Christopher mocno mnie tulił, jakby bał się, że za moment zniknę. Wiedziałam, że tym czułym gestem chciał jakkolwiek zrekompensować mi to, co się wydarzyło. To, czego prawdopodobnie nie powinnam nigdy zobaczyć ani co gorsza tego doświadczać.
Czułam się spokojna. Zbyt spokojna. Powinnam teraz płakać w poduszkę i krzyczeć. Zamiast słuchać jak krople wody uderzają o nasze ciała, powinnam analizować, dlaczego nie dostaliśmy lekarstwa. Czemu nasz plan, który w naszych głowach istniał od dawna przepadł. A jednak nie robiłam tego. Stałam wtulona w Chrisa, napawając się jego ciałem i uspokajającym zimnem, które od niego biło. Mogłam tak trwać i trwać. I kto wie, czy nie trwałam, bo straciłam zupełnie poczucie czasu. Mogłam znajdować się pod tym prysznicem zarówno dziesięć minut jak i cztery godziny.

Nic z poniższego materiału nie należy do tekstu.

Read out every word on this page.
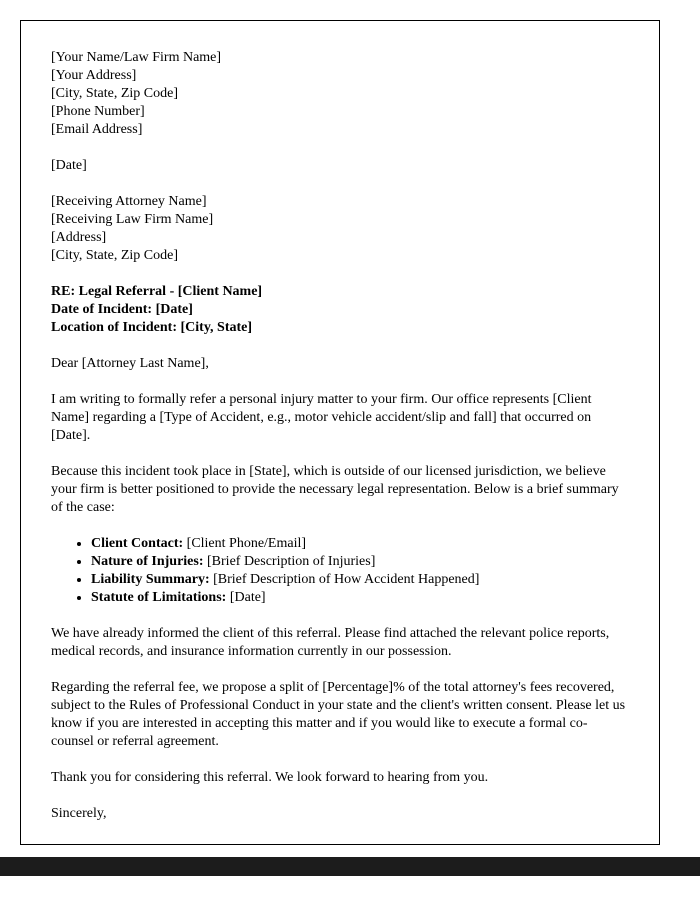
[Your Name/Law Firm Name]
[Your Address]
[City, State, Zip Code]
[Phone Number]
[Email Address]
[Date]
[Receiving Attorney Name]
[Receiving Law Firm Name]
[Address]
[City, State, Zip Code]
RE: Legal Referral - [Client Name]
Date of Incident: [Date]
Location of Incident: [City, State]

Dear [Attorney Last Name],

I am writing to formally refer a personal injury matter to your firm. Our office represents [Client Name] regarding a [Type of Accident, e.g., motor vehicle accident/slip and fall] that occurred on [Date].

Because this incident took place in [State], which is outside of our licensed jurisdiction, we believe your firm is better positioned to provide the necessary legal representation. Below is a brief summary of the case:

• Client Contact: [Client Phone/Email]
• Nature of Injuries: [Brief Description of Injuries]
• Liability Summary: [Brief Description of How Accident Happened]
• Statute of Limitations: [Date]

We have already informed the client of this referral. Please find attached the relevant police reports, medical records, and insurance information currently in our possession.

Regarding the referral fee, we propose a split of [Percentage]% of the total attorney's fees recovered, subject to the Rules of Professional Conduct in your state and the client's written consent. Please let us know if you are interested in accepting this matter and if you would like to execute a formal co-counsel or referral agreement.

Thank you for considering this referral. We look forward to hearing from you.

Sincerely,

Wyszliśmy spod prysznica i zastaliśmy głuchą ciszę. Naprawdę zawsze było tak cicho w tym domu? Brak jakiegokolwiek głosu, melodii, czegokolwiek. Jedynym dźwiękiem, jaki rozległ się później było namiętne ocieranie się naszych ust i mokrych ciągle ciał. Tak po prostu. Po prostu chciałam go pocałować, znaleźć się jak najbliżej niego. To był mój odruch bezwarunkowy. Nie chciałam tracić go ani na sekundę.

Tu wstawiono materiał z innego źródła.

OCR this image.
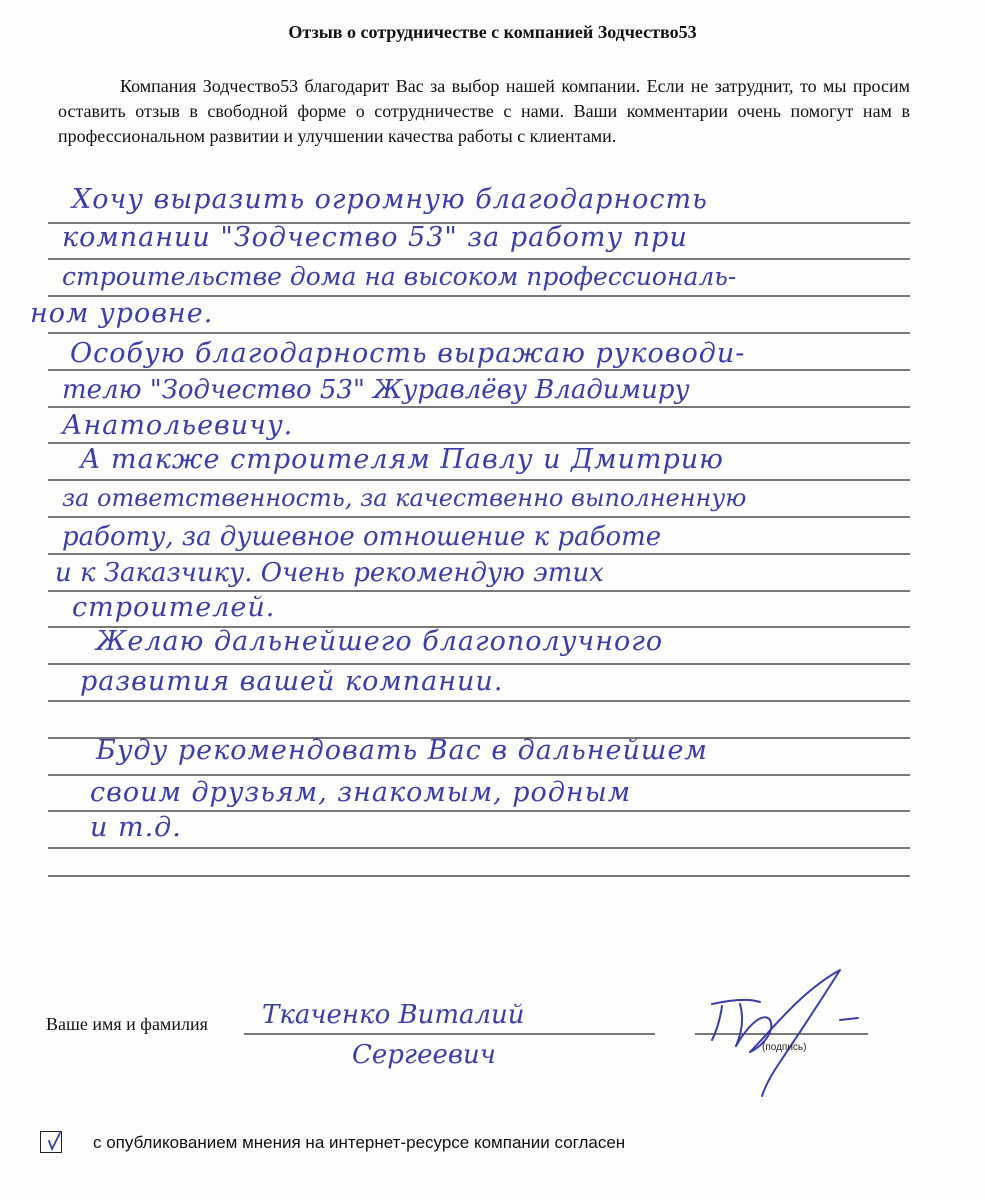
Отзыв о сотрудничестве с компанией Зодчество53
Компания Зодчество53 благодарит Вас за выбор нашей компании. Если не затруднит, то мы просим оставить отзыв в свободной форме о сотрудничестве с нами. Ваши комментарии очень помогут нам в профессиональном развитии и улучшении качества работы с клиентами.
Хочу выразить огромную благодарность
компании "Зодчество 53" за работу при
строительстве дома на высоком профессиональ-
ном уровне.
Особую благодарность выражаю руководи-
телю "Зодчество 53" Журавлёву Владимиру
Анатольевичу.
А также строителям Павлу и Дмитрию
за ответственность, за качественно выполненную
работу, за душевное отношение к работе
и к Заказчику. Очень рекомендую этих
строителей.
Желаю дальнейшего благополучного
развития вашей компании.
Буду рекомендовать Вас в дальнейшем
своим друзьям, знакомым, родным
и т.д.
Ваше имя и фамилия Ткаченко Виталий
Сергеевич	(подпись)
с опубликованием мнения на интернет-ресурсе компании согласен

W takich chwilach rozumiałam wszystko. Miałam wrażenie, że brnięcie w filozofię tego świata było niepotrzebne. Wystarczył on. Tylko on i ja. W kłótni, w płaczu, w najgorszych momentach naszego życia wystarczyło bycie blisko siebie. Tak proste i tak trudne zarazem. Nic więcej się nie liczyło.
***
Nie pamiętam nawet, kiedy zasnęłam. Nie mogę odtworzyć w pamięci momentu, kiedy poczułam się słaba, śpiąca, albo kiedy zdecydowałam się przenieść do sypialni. Po prostu się obudziłam, zastanawiając się nawet przez moment, czy przypadkiem to wszystko nie było snem. Poczułam nawet moment chwilowej ekscytacji, myśląc o tym, że zaraz pójdziemy na poszukiwania lekarstwa. Trzeźwość umysłu powróciła mi jednak nieprzyjemnie szybko, uświadamiając mnie, że to nie był sen tylko trudna do zrozumienia rzeczywistość.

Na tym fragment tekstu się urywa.